Захожу за Тройницким и с ним, Шмидтом и Жарновским — к Штиглицу, чтобы: 1) проверить, насколько прав Стип в своем скепсисе в отношении Тьеполо, 2) чтобы убедиться воочию, поскольку здание пострадало. Ведь у Тройницкого за последнее время слышалось почти полное отрицание возможности оставлять коллекции в Музее и тенденция их забрать для Эрмитажа: «Потолки лежат на полу», «по стенам — грибы» и т. д… Это находило подтверждение и в донесениях Кверфельдта, этим должны значительно растрогать власти и получить кредит. На самом же деле оказалось: 1) что Тьеполо, безусловно, оригинал, но до того неприятные, тяжелые, густые мазки (при колоссальном мастерстве), что я бы предпочел не перевозить в Эрмитаж, как о том хлопочут Липгардт и Жарновский, и 2) что касается состояния музея, то оно ничуть не уступает минорному состоянию Зимнего и даже Эрмитажа, в которых опять — в просветленных залах — потекли дожди и т. д… Часть коллекций все еще лежит в ящиках, часть военного хлама (тюки с противогазам и т. д.) все еще занимает некоторую часть Большого зала, но, в общем, мы были потрясены всем тем, что увидели, что за эти восемь лет мы основательно забыли (или, как большинство моих коллег, вовсе и раньше не знали), и особенно серией шпалер начала XVI в. «Романа о Розе», другими шпалерами того же времени и более ранними, образцами готической скульптуры, мраморами Ломбардии, финифтью; что безвкусная роспись Местмахера пострадала, служит нашим только на пользу. Много и совсем нового, например, вывезенные Хозвестом из половцевских «Раптей» экспонаты — среди них «Семейная группа Чернышевых» во вкусе Пукирева, портрет С.Дюлена, мебель, бронза. Шпалеры с сюжетом из истории Язона, большая картина «Сон Ринальдо» во вкусе Ванлоо, многое другое. Два часа прошли как одна минута.
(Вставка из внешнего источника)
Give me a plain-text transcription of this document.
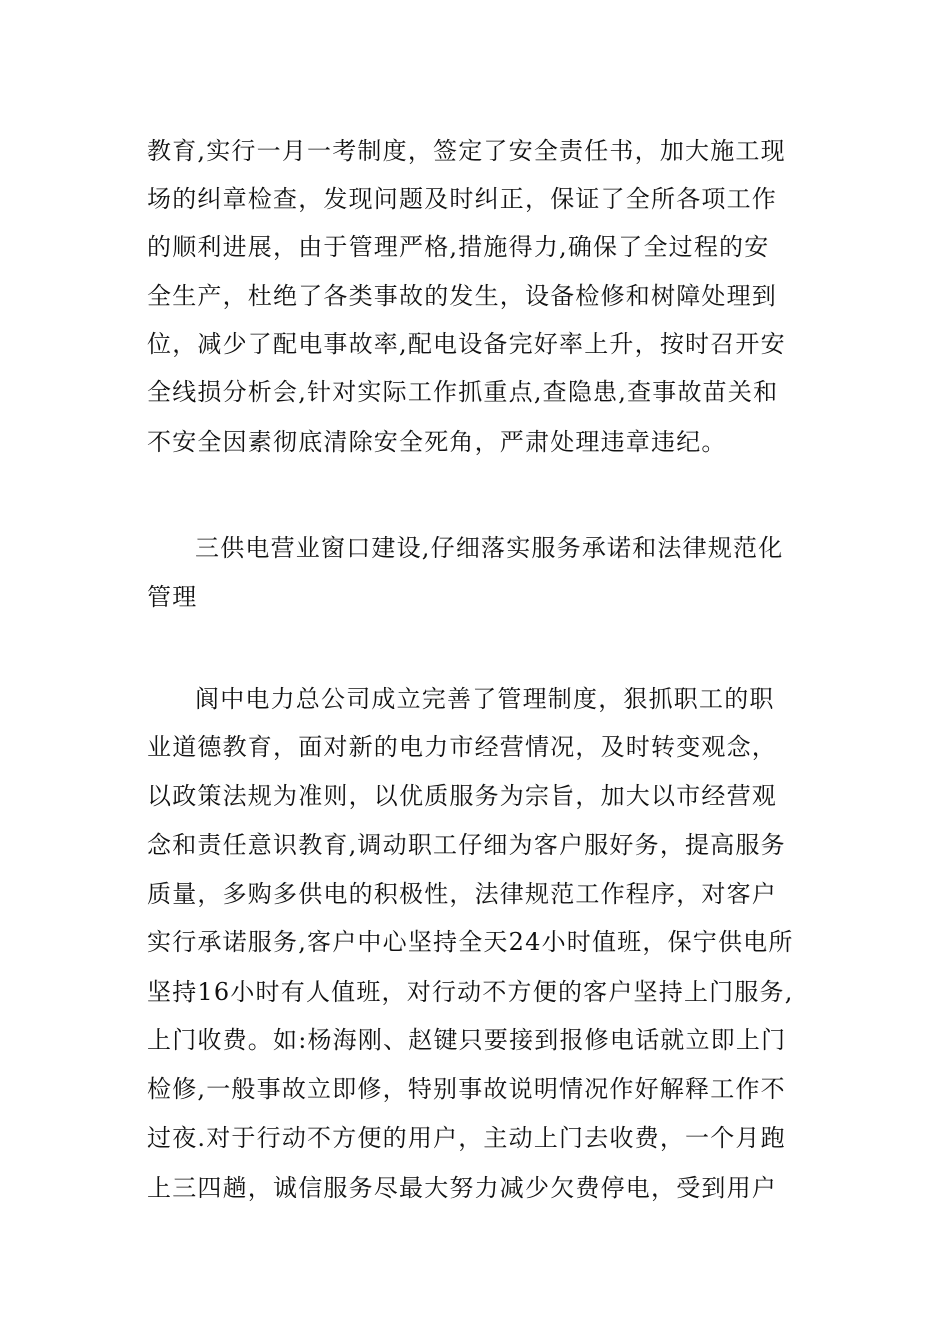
教育,实行一月一考制度，签定了安全责任书，加大施工现

场的纠章检查，发现问题及时纠正，保证了全所各项工作

的顺利进展，由于管理严格,措施得力,确保了全过程的安

全生产，杜绝了各类事故的发生，设备检修和树障处理到

位，减少了配电事故率,配电设备完好率上升，按时召开安

全线损分析会,针对实际工作抓重点,查隐患,查事故苗关和

不安全因素彻底清除安全死角，严肃处理违章违纪。

三供电营业窗口建设,仔细落实服务承诺和法律规范化

管理

阆中电力总公司成立完善了管理制度，狠抓职工的职

业道德教育，面对新的电力市经营情况，及时转变观念，

以政策法规为准则，以优质服务为宗旨，加大以市经营观

念和责任意识教育,调动职工仔细为客户服好务，提高服务

质量，多购多供电的积极性，法律规范工作程序，对客户

实行承诺服务,客户中心坚持全天24小时值班，保宁供电所

坚持16小时有人值班，对行动不方便的客户坚持上门服务,

上门收费。如:杨海刚、赵键只要接到报修电话就立即上门

检修,一般事故立即修，特别事故说明情况作好解释工作不

过夜.对于行动不方便的用户，主动上门去收费，一个月跑

上三四趟，诚信服务尽最大努力减少欠费停电，受到用户
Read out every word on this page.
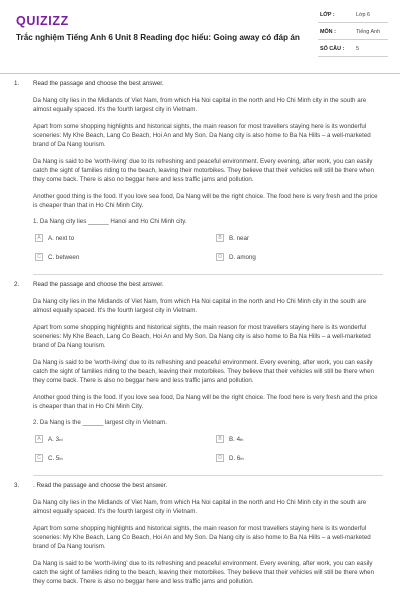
QUIZIZZ
Trắc nghiệm Tiếng Anh 6 Unit 8 Reading đọc hiểu: Going away có đáp án
LỚP :	Lớp 6
MÔN :	Tiếng Anh
SỐ CÂU : 5
1. Read the passage and choose the best answer.
Da Nang city lies in the Midlands of Viet Nam, from which Ha Noi capital in the north and Ho Chi Minh city in the south are almost equally spaced. It's the fourth largest city in Vietnam.
Apart from some shopping highlights and historical sights, the main reason for most travellers staying here is its wonderful sceneries: My Khe Beach, Lang Co Beach, Hoi An and My Son. Da Nang city is also home to Ba Na Hills – a well-marketed brand of Da Nang tourism.
Da Nang is said to be 'worth-living' due to its refreshing and peaceful environment. Every evening, after work, you can easily catch the sight of families riding to the beach, leaving their motorbikes. They believe that their vehicles will still be there when they come back. There is also no beggar here and less traffic jams and pollution.
Another good thing is the food. If you love sea food, Da Nang will be the right choice. The food here is very fresh and the price is cheaper than that in Ho Chi Minh City.
1. Da Nang city lies ______ Hanoi and Ho Chi Minh city.
A	A. next to	B	B. near
C	C. between	D	D. among
2. Read the passage and choose the best answer.
Da Nang city lies in the Midlands of Viet Nam, from which Ha Noi capital in the north and Ho Chi Minh city in the south are almost equally spaced. It's the fourth largest city in Vietnam.
Apart from some shopping highlights and historical sights, the main reason for most travellers staying here is its wonderful sceneries: My Khe Beach, Lang Co Beach, Hoi An and My Son. Da Nang city is also home to Ba Na Hills – a well-marketed brand of Da Nang tourism.
Da Nang is said to be 'worth-living' due to its refreshing and peaceful environment. Every evening, after work, you can easily catch the sight of families riding to the beach, leaving their motorbikes. They believe that their vehicles will still be there when they come back. There is also no beggar here and less traffic jams and pollution.
Another good thing is the food. If you love sea food, Da Nang will be the right choice. The food here is very fresh and the price is cheaper than that in Ho Chi Minh City.
2. Da Nang is the ______ largest city in Vietnam.
A	A. 3 rd	B	B. 4 th
C	C. 5 th	D	D. 6 th
3. . Read the passage and choose the best answer.
Da Nang city lies in the Midlands of Viet Nam, from which Ha Noi capital in the north and Ho Chi Minh city in the south are almost equally spaced. It's the fourth largest city in Vietnam.
Apart from some shopping highlights and historical sights, the main reason for most travellers staying here is its wonderful sceneries: My Khe Beach, Lang Co Beach, Hoi An and My Son. Da Nang city is also home to Ba Na Hills – a well-marketed brand of Da Nang tourism.
Da Nang is said to be 'worth-living' due to its refreshing and peaceful environment. Every evening, after work, you can easily catch the sight of families riding to the beach, leaving their motorbikes. They believe that their vehicles will still be there when they come back. There is also no beggar here and less traffic jams and pollution.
Тройницкий пошел на попятную и заговорил лишь о некоторых перегруппировках с точки зрения «Мирового музея». Нет, я должен отстоять музей Штиглица. К 3 часам я в Эрмитаж, чтобы принять супругов Гартунгов. Но, к счастью, она побывала у нас и об этом протелефонировала в Эрмитаж. Идя по набережной, я встретил всю компанию академиков Аккульта, тянувшихся на актовое собрание, и каждому порознь пришлось объяснять, почему я не иду. Несчастный Сергей Николаевич пошел представлять, как на эшафот.